Direct Market Access
Most FOREX brokers use a “Market Maker” model whereby they may actually be in direct competition with users on any given trade. This one follows a “Direct Market Access” model. This means that they have different liquidity providers (banks) quoting prices on currency pairs. Customers are given the best price of the competing offers. This works whether entering a position or exiting. One bank may provide the best price when entering and another may have the best offer when exiting. Customers are not locked into a deal with a single provider.
Multiple Signal Sources
Users are not limited to just one provider of market signals. FXCM uses signals from both Zulutrade and Tradency. This means that users can count on getting the fastest updates on signals regardless of location.
Gain Experience without Risking Cash
FXCM offers users the opportunity to open a practice account and trade with virtual funds. This means that they can place orders and track their results in order to familiarize themselves with the market without actually risking any cash. It can also serve to help them dial in their own trading strategies based on the performance of their practice accounts.
It should be noted that the performance of practice accounts seldom is mirrored in actual trading. This is because the virtual funds used in practice accounts do not have any direct real impact on the market. Actual trades tend to affect the market directly as different currency pair lots are taken out of circulation or put back into circulation depending on whether one is buying or selling. This FXCM review has provided some of the strengths and weakness of FX trading.
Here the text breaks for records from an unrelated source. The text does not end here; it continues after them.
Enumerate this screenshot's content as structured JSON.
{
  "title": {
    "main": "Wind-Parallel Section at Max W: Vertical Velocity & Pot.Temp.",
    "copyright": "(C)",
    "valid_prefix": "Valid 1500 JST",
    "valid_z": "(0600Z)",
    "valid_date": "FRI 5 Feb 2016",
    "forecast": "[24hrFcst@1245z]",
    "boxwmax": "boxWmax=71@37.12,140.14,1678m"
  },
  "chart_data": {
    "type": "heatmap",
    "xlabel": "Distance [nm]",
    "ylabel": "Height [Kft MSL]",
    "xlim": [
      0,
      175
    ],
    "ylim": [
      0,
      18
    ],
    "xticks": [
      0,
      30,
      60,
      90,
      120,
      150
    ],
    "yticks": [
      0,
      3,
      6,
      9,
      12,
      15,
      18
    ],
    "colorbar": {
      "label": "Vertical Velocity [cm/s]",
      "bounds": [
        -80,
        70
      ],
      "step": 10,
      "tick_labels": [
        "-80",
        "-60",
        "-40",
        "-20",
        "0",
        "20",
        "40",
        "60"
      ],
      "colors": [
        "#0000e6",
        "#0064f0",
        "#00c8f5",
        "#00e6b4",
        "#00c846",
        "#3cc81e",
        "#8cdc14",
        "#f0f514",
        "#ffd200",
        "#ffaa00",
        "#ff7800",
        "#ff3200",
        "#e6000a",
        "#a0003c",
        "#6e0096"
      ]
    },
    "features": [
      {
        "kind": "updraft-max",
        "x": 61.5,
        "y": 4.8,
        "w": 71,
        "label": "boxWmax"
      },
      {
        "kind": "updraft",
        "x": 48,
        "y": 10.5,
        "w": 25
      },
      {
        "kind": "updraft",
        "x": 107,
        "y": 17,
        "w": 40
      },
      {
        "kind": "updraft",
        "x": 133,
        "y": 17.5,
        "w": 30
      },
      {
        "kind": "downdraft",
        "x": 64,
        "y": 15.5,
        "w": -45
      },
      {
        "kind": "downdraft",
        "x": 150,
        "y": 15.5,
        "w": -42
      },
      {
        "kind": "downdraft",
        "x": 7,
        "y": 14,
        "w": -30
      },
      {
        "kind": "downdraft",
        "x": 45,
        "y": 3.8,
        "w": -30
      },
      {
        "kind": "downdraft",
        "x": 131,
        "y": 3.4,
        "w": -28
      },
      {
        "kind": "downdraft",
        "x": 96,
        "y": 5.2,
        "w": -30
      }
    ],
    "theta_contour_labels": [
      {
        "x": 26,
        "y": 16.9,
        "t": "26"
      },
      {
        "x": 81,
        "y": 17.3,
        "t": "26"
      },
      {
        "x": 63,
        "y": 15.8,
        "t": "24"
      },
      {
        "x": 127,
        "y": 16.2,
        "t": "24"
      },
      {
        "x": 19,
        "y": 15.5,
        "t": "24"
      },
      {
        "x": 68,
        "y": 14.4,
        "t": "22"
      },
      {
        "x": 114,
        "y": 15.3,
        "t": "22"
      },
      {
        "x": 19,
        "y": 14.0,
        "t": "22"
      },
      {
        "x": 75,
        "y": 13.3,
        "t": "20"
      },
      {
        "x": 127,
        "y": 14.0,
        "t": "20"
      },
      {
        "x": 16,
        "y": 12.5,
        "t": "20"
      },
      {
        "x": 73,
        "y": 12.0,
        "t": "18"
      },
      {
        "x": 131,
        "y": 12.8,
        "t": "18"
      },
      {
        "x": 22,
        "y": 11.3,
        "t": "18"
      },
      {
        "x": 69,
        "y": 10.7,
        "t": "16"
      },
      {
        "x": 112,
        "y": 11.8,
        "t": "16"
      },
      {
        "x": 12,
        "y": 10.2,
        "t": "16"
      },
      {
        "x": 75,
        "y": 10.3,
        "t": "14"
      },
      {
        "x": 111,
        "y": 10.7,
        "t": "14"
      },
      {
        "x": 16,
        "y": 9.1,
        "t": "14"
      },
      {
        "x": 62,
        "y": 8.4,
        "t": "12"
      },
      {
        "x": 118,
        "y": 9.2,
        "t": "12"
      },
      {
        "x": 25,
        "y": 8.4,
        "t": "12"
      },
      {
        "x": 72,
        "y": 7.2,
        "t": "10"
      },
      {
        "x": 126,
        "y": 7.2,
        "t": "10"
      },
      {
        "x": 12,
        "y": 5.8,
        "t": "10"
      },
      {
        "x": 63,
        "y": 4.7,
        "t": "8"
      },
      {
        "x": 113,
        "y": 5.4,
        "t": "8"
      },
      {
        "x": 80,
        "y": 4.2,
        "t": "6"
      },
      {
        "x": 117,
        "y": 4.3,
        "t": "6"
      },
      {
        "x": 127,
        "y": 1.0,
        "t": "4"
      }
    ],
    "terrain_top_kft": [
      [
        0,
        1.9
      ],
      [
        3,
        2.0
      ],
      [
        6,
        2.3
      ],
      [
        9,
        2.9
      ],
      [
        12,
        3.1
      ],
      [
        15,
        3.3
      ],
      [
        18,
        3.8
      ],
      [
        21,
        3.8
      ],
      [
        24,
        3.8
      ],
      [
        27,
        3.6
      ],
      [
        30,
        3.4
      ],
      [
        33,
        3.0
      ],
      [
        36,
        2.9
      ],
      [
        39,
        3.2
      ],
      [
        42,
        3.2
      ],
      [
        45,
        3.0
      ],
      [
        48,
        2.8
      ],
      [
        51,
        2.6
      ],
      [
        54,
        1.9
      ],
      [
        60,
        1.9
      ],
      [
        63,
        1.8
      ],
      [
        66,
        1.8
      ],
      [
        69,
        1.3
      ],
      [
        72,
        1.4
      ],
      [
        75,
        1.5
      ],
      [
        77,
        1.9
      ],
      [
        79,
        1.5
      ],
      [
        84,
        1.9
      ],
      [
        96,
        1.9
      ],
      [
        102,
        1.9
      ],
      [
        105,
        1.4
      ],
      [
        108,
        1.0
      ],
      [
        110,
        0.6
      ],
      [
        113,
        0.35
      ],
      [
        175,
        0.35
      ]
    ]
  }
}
This FXCM review has revealed many different advantages of FOREX trading with FXCM. This broker is among the most tightly regulated and secure brokers in the world with experience that goes back to the birth of online FOREX trading. They are among the most flexible, with different trading options including allowing users to choose their trading platform and make use of scalpers, bots, and trading algorithms. They minimize spreads by working with ten different banks to provide quotes on currency pairs and allow users to benefit from the best price on offer at the time of the trade. Slippage works to the advantage of the customer while they minimize negative slippage and trader losses through slippage.